Anonymous wrote:Anonymous wrote:I loved my experience at a black college that was close to home but wonder what life would be like had I gone Ivy instead of turning them down due to being uncomfortable with moving so far away from home and my desire to experience not being a minority for a change. The college I chose did do wonders for my self confidence and was a nurturing place to grow into an adult and fostered pride I never had before in being Black. I know that was invaluable in shaping who I am today but I still always wonder ....what if.
On the flip side, I sometimes wish I had gone to an HBCU for the exact reasons you mentioned. Those grads exude a sense of confidence and poise that has always impressed me. They also take such pride in their alma mater - returning for Homecoming etc, whereas I haven't stepped foot on my campus since I graduated.
Anonymous wrote:I loved my experience at a black college that was close to home but wonder what life would be like had I gone Ivy instead of turning them down due to being uncomfortable with moving so far away from home and my desire to experience not being a minority for a change. The college I chose did do wonders for my self confidence and was a nurturing place to grow into an adult and fostered pride I never had before in being Black. I know that was invaluable in shaping who I am today but I still always wonder ....what if.
Anonymous wrote:23:23
I do not understand this post at all.
???
Anonymous wrote:Anonymous wrote:Law school.
+1 (or plus 1,000,000 if I speak for all the others I know!)

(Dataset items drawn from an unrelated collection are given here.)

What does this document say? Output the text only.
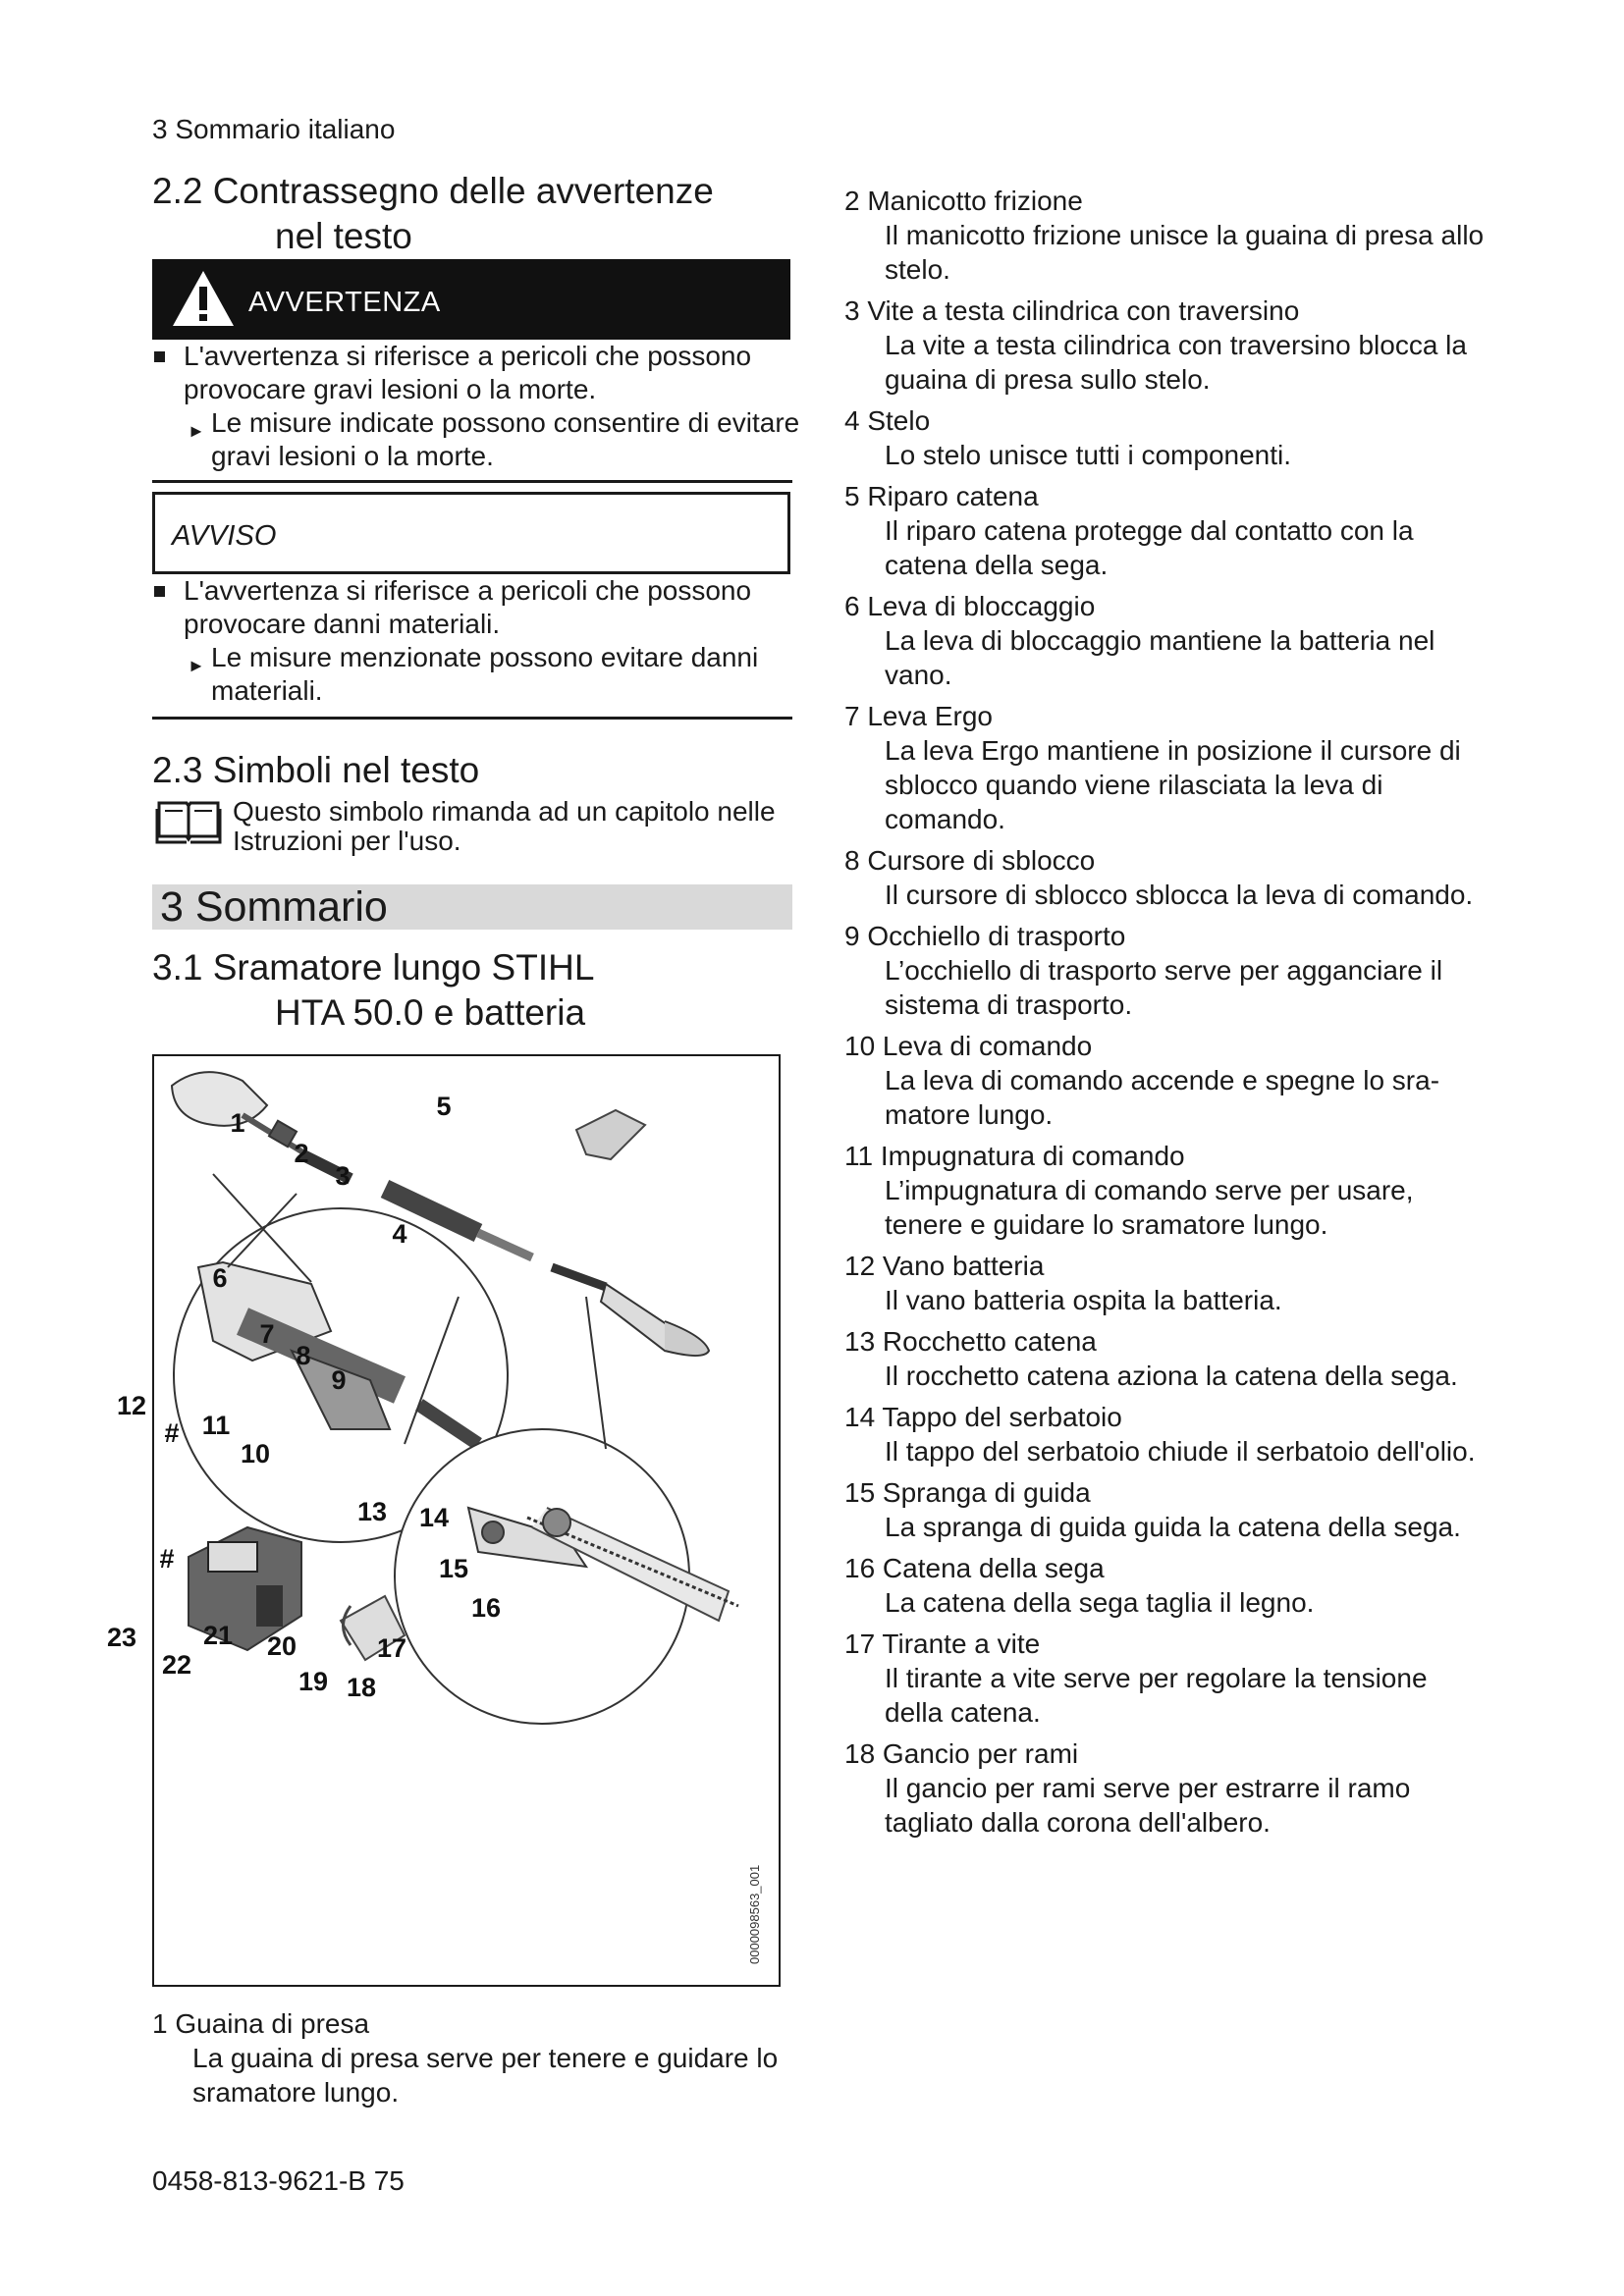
3 Sommario italiano
2.2 Contrassegno delle avvertenze
nel testo
AVVERTENZA
L'avvertenza si riferisce a pericoli che possono provocare gravi lesioni o la morte.
► Le misure indicate possono consentire di evitare gravi lesioni o la morte.
AVVISO
L'avvertenza si riferisce a pericoli che possono provocare danni materiali.
► Le misure menzionate possono evitare danni materiali.
2.3 Simboli nel testo
Questo simbolo rimanda ad un capitolo nelle Istruzioni per l'uso.
3 Sommario
3.1 Sramatore lungo STIHL
HTA 50.0 e batteria
1
2
3
4
5
6
7
8
9
10
11
12
#
13 14
15
16
17
18
19
20
21
22
23
#
0000098563_001
1 Guaina di presa
La guaina di presa serve per tenere e guidare lo sramatore lungo.
2 Manicotto frizione
Il manicotto frizione unisce la guaina di presa allo stelo.
3 Vite a testa cilindrica con traversino
La vite a testa cilindrica con traversino blocca la guaina di presa sullo stelo.
4 Stelo
Lo stelo unisce tutti i componenti.
5 Riparo catena
Il riparo catena protegge dal contatto con la catena della sega.
6 Leva di bloccaggio
La leva di bloccaggio mantiene la batteria nel vano.
7 Leva Ergo
La leva Ergo mantiene in posizione il cursore di sblocco quando viene rilasciata la leva di comando.
8 Cursore di sblocco
Il cursore di sblocco sblocca la leva di comando.
9 Occhiello di trasporto
L’occhiello di trasporto serve per agganciare il sistema di trasporto.
10 Leva di comando
La leva di comando accende e spegne lo sramatore lungo.
11 Impugnatura di comando
L’impugnatura di comando serve per usare, tenere e guidare lo sramatore lungo.
12 Vano batteria
Il vano batteria ospita la batteria.
13 Rocchetto catena
Il rocchetto catena aziona la catena della sega.
14 Tappo del serbatoio
Il tappo del serbatoio chiude il serbatoio dell'olio.
15 Spranga di guida
La spranga di guida guida la catena della sega.
16 Catena della sega
La catena della sega taglia il legno.
17 Tirante a vite
Il tirante a vite serve per regolare la tensione della catena.
18 Gancio per rami
Il gancio per rami serve per estrarre il ramo tagliato dalla corona dell'albero.
0458-813-9621-B 75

Anonymous wrote:I regret that I ever met the man I later married.
Love the kid, though.
Anonymous wrote:Anonymous wrote:Cutting off my sister who had major issues- she was a very business smart/ successful- 300K salary but was a mess- she disowned her family- I was her last connection and she stood us up with BS excuse too many times so I told her I was done. It wasn't apparent to use but she was socially controlling with the family in her 20s and grew more so later on. It was like constantly being threatened if you do x you'll never hear from me again- and she really appeared not to care. Anyway- she committed suicide and no my parents are guardians for her messed up 16 year old. It has damaged our family "dynamics" - my mom and I were getting closer but when sister died she got nsty with me beyond belief- and for over a year. Not easy to have a mom telling you that you are crap constantly- before sis died I was so appreciated what I did- now it;s not enoug.
I'm sorry. Hugs.
Anonymous wrote:Anonymous wrote:Anonymous wrote:Anonymous wrote:Not being able to have a second child. I am so lucky to have DS, but I am an only, DH is an only with no living family to speak of, and I never imagined we would just have one. I regret not being able to parent more than one, and I regret that someday DS could be very alone in the world.
I'm sorry. Have you considered adoption?
Not the PP, but in the same situation, and although I realize your response was well-intentioned, it really is THE most aggravating question you can ask someone who wants more kids than they can have. Yes, we have all heard of and have considered adoption. We were not unaware of the concept of adoption before you brought it to our attention. I know you didn't mean it that way, but the question really comes across as condescending.
To be fair, your original post didn't say that you regretted not being able to have another bio child. You just talked about how you want to parent another and how your son will be all alone in the world.
Anonymous wrote:Anonymous wrote:Letting my kodakgallery account go inactive. All of my single fun life in my 20s in NYC was documented in photos saved on kodakgallery that were deleted. I feel like crying every time I think about it.
My kodack gallery was automatically switched to shutterfly a few months ago when kodack shut down. Maybe your pics are still out there
Anonymous wrote:Never finishing college. I dropped out to move back home to be close to my long distance boyfriend, he later cheated on my and we broke up.
Now I have to work as a nanny because I have no other skills.